天外伺朗さんの著書にはもう一冊同名のものがあります。
もう一冊は経営者向けに書かれた内容のようです。
あとでそちらも読んでみようと思います。
 
「運力」とは普通は「好運を呼ぶ力」と思われているけれども
本書でいわれている運力とは
「災難や逆境に直面し、その中に意味を見出す力。
不運の中から好運をつかみとる力」
と書かれています。
 
そこに併せて良寛さんの言葉、
「災難にあう時節には災難にあうがよく候。
死ぬ時節には死ぬがよく候。
これ災難をのがるる妙法にて候」
が引用されています。
 
最初は???と思いましたが、
「人間万事塞翁が馬」のことわざの中で
昔、馬に逃げられた人がいたけれど、
その馬はすばらしい駿馬を連れて戻ってきた。
今度はその人の子供が駿馬に乗っていた時に
落馬してしまった。
でも落馬して骨折したおかげでその子は戦争にいかずに済んだ・・。
という引用がありました。
 
好運、不運は一慨にそれときめられない
好運の中には不運が、不運の中には好運の種が
隠されているという教訓だといいます。
 
この馬の持ち主は運力が強いと著者はいいます。

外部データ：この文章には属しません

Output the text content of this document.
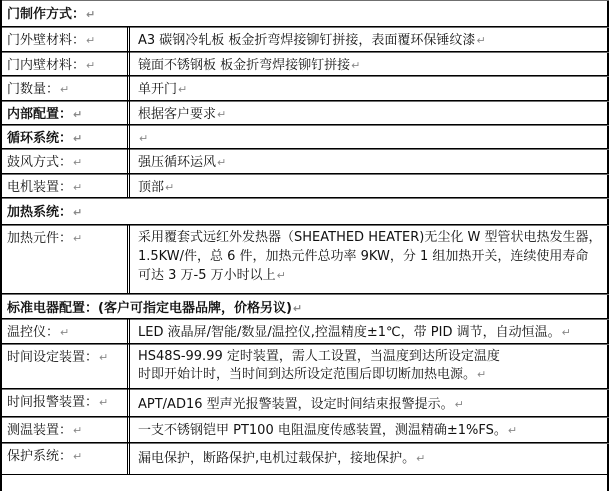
门制作方式：↵
门外壁材料：↵	A3 碳钢冷轧板 板金折弯焊接铆钉拼接，表面覆环保锤纹漆↵
门内壁材料：↵	镜面不锈钢板 板金折弯焊接铆钉拼接↵
门数量：↵	单开门↵
内部配置：↵	根据客户要求↵
循环系统：↵	↵
鼓风方式：↵	强压循环运风↵
电机装置：↵	顶部↵
加热系统：↵
加热元件：↵	采用覆套式远红外发热器（SHEATHED HEATER)无尘化 W 型管状电热发生器，
1.5KW/件，总 6 件，加热元件总功率 9KW，分 1 组加热开关，连续使用寿命
可达 3 万-5 万小时以上↵
标准电器配置：(客户可指定电器品牌，价格另议)↵
温控仪：↵	LED 液晶屏/智能/数显/温控仪,控温精度±1℃，带 PID 调节，自动恒温。↵
时间设定装置：↵	HS48S-99.99 定时装置，需人工设置，当温度到达所设定温度
时即开始计时，当时间到达所设定范围后即切断加热电源。↵
时间报警装置：↵	APT/AD16 型声光报警装置，设定时间结束报警提示。↵
测温装置：↵	一支不锈钢铠甲 PT100 电阻温度传感装置，测温精确±1%FS。↵
保护系统：↵	漏电保护，断路保护,电机过载保护，接地保护。↵
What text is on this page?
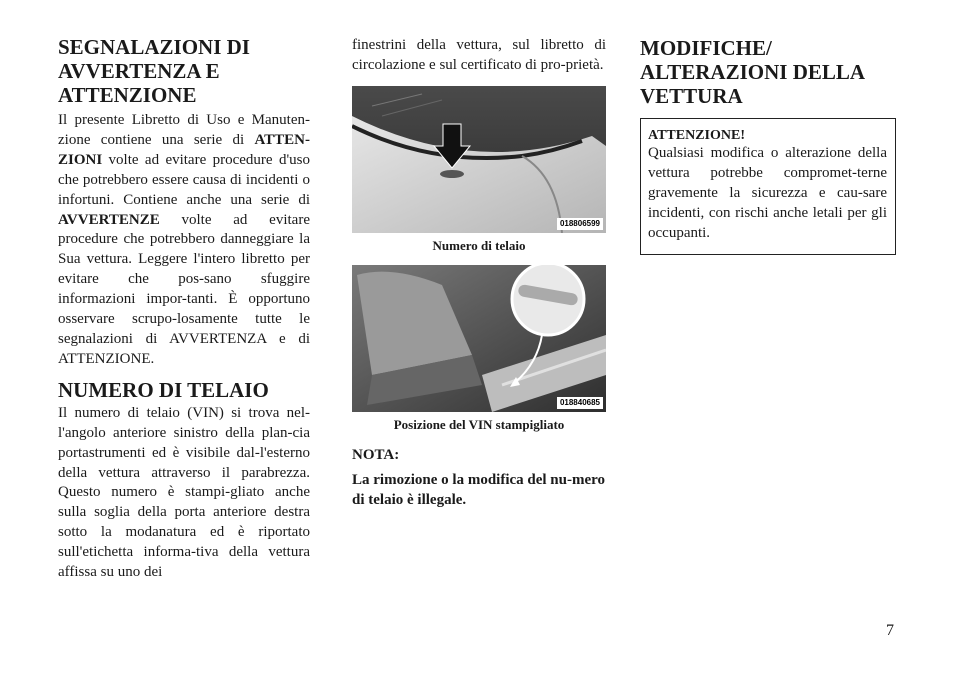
SEGNALAZIONI DI AVVERTENZA E ATTENZIONE

Il presente Libretto di Uso e Manuten-zione contiene una serie di ATTEN-ZIONI volte ad evitare procedure d'uso che potrebbero essere causa di incidenti o infortuni. Contiene anche una serie di AVVERTENZE volte ad evitare procedure che potrebbero danneggiare la Sua vettura. Leggere l'intero libretto per evitare che pos-sano sfuggire informazioni impor-tanti. È opportuno osservare scrupo-losamente tutte le segnalazioni di AVVERTENZA e di ATTENZIONE.

NUMERO DI TELAIO

Il numero di telaio (VIN) si trova nel-l'angolo anteriore sinistro della plan-cia portastrumenti ed è visibile dal-l'esterno della vettura attraverso il parabrezza. Questo numero è stampi-gliato anche sulla soglia della porta anteriore destra sotto la modanatura ed è riportato sull'etichetta informa-tiva della vettura affissa su uno dei

finestrini della vettura, sul libretto di circolazione e sul certificato di pro-prietà.

018806599
Numero di telaio
018840685
Posizione del VIN stampigliato
NOTA:

La rimozione o la modifica del nu-mero di telaio è illegale.

MODIFICHE/ ALTERAZIONI DELLA VETTURA
ATTENZIONE!

Qualsiasi modifica o alterazione della vettura potrebbe compromet-terne gravemente la sicurezza e cau-sare incidenti, con rischi anche letali per gli occupanti.

7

つまり、
「不運にも落ち込まず、好運にも有頂天にならない。
迫りくる運命を淡々と受け入れている」のです。
 
運のイメージについて大変わかりやすかったのは
「運」と「「海の波」が似ているという説明です。
周期性があるということ。
 
水の粒子が地球の重力に逆らって高い位置に持ちあげられる時、
位置(ポテンシャル)エネルギーが最大になる。
その時、水の粒子の速度エネルギーは小さくなり、
最大のピークでは水の粒子の動きは瞬間的に静止するのだそうです。
 
ピークを過ぎると波の高さは低く、ポテンシャル(位置)エネルギーが
小さくなります。しかし、そのぶん、水の粒子は動く速度を増し、
波のボトムではポテンシャル・エネルギーがゼロになっている代わり
速度エネルギーが最大になっているのだそうです。
 
波というのはポテンシャル・エネルギーと速度エネルギーが
お互いにやりとりをすることで進行していくという。
 
エネルギーのトータルは波のどの位置であっても同じということです。
運命も同じ構造であり、好運も不運もないという説明です。
 
友人にこの波の話をしたら
それは振り子の原理と同じだね、といわれました。
振り子は一番上にいくと、位置のエネルギーは最大になりますが
一瞬停まりますね。上に行くに従い速度エネルギーは小さくなり、静止する、
ピークを過ぎて下に向かうにつれ位置エネルギーは小さくなり、
速度エネルギーが増加します。
 
なるほどと思いました。
人間の運命の波も、この普遍的な現象と同じなら
ピークの時にはそこにはゼロになるものがあるということ、
ボトムの時には、逆にエネルギーが最大値になっているもの
好運の種があるということ、こうした考え方でみてみると
人生で起こることへの捉え方も随分変わるのではないかと思いました。
不運、逆境の中に意味を見出すことが大切・・・そう考えると
良寛さんの言葉の意味も、ああ、なるほどと思えてきます。